The breakthrough from Schott has created new forms of de-bonding. Laser de-bonding through a glass carrier wafer made of BOROFLOAT glass is possible because of deep UV light transmission at the relevant laser wavelength range. It is this factor that facilitates the production of larger and thinner silicon wafers in what is a perdurable production process.
As well as today’s designs of smaller and flatter products, there is also the demand for higher yield rates which makes larger and thinner wafers necessary.
The temporary bonding of a silicon wafer to a carrier wafer is a necessary step during silicon wafer thinning. The quality of a carrier wafer is determined by its ability to permit fast processing and de-bonding times and to achieve flawless surface cleanliness of the silicon wafer.
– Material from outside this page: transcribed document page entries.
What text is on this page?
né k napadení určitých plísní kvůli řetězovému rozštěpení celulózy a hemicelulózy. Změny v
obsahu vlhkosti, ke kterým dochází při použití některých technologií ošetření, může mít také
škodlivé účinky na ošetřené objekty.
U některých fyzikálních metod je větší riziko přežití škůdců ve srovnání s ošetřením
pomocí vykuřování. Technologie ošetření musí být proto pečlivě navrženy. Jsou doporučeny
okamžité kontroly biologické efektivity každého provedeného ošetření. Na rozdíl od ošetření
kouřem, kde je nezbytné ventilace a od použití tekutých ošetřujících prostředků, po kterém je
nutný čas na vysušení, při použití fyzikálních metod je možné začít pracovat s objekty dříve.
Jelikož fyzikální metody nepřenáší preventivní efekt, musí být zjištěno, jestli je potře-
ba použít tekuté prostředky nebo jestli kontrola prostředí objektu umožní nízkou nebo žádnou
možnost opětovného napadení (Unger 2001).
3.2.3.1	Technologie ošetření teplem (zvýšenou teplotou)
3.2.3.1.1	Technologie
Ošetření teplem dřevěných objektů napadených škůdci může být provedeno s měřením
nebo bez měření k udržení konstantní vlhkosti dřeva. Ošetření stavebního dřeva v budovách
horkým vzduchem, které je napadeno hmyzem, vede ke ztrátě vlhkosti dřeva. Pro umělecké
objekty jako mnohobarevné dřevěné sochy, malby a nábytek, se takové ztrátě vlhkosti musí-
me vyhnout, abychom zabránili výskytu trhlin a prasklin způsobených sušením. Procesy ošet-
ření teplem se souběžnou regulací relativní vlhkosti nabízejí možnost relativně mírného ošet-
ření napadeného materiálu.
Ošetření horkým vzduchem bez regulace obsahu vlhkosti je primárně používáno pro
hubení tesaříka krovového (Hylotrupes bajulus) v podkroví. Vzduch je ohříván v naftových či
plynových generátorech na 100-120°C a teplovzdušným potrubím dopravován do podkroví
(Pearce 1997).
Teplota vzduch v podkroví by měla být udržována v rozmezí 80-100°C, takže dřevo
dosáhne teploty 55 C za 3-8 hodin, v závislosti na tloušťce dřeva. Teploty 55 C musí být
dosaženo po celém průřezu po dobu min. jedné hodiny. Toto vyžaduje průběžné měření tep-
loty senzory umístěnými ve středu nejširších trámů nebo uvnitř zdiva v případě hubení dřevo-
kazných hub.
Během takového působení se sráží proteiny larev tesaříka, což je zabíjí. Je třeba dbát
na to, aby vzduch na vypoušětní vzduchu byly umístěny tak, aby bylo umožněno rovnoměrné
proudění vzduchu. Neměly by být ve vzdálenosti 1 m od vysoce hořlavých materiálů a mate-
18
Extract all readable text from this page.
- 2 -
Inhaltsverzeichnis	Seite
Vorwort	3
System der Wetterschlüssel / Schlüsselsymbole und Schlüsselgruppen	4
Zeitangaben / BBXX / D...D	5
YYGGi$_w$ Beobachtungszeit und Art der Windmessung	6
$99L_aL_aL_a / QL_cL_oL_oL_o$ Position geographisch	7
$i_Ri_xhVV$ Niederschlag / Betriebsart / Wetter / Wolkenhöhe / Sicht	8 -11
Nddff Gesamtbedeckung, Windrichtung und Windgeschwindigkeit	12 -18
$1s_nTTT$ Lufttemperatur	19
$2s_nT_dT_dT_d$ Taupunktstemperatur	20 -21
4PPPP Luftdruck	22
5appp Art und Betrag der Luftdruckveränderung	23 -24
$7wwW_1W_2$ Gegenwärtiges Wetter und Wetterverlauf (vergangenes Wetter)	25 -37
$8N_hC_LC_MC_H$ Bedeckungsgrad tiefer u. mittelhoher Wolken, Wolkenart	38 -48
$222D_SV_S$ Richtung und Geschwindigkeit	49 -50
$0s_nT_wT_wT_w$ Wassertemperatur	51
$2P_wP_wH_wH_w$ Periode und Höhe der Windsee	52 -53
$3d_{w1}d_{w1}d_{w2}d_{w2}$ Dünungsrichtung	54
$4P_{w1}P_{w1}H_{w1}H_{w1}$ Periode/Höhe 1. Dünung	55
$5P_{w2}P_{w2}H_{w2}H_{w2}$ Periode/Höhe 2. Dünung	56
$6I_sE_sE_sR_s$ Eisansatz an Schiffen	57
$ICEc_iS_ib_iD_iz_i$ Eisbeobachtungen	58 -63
Deep UV light transmission at correct laser wavelength ranges is an imperative for this type of wafer de-bonding.
The Borofloat glass laser-activated release is achieved through irradiation using a high power excimer laser at a low wavelength of 248 or 308 nm.
The thermal expansion characteristics of Borofloat glass over a wide temperature range is similar to silicon which is another important indication that makes it suitable for anodic bonding processes. And because many wafers require microstructures created via ultrasonic drilling, powder blasting or a combination of photolithography and dry etching, the high abrasion resistance of this glass provides adequate mechanical strength and stability. It also has the necessary chemical resistance to cope with etching and chemical mechanical planarisation processes.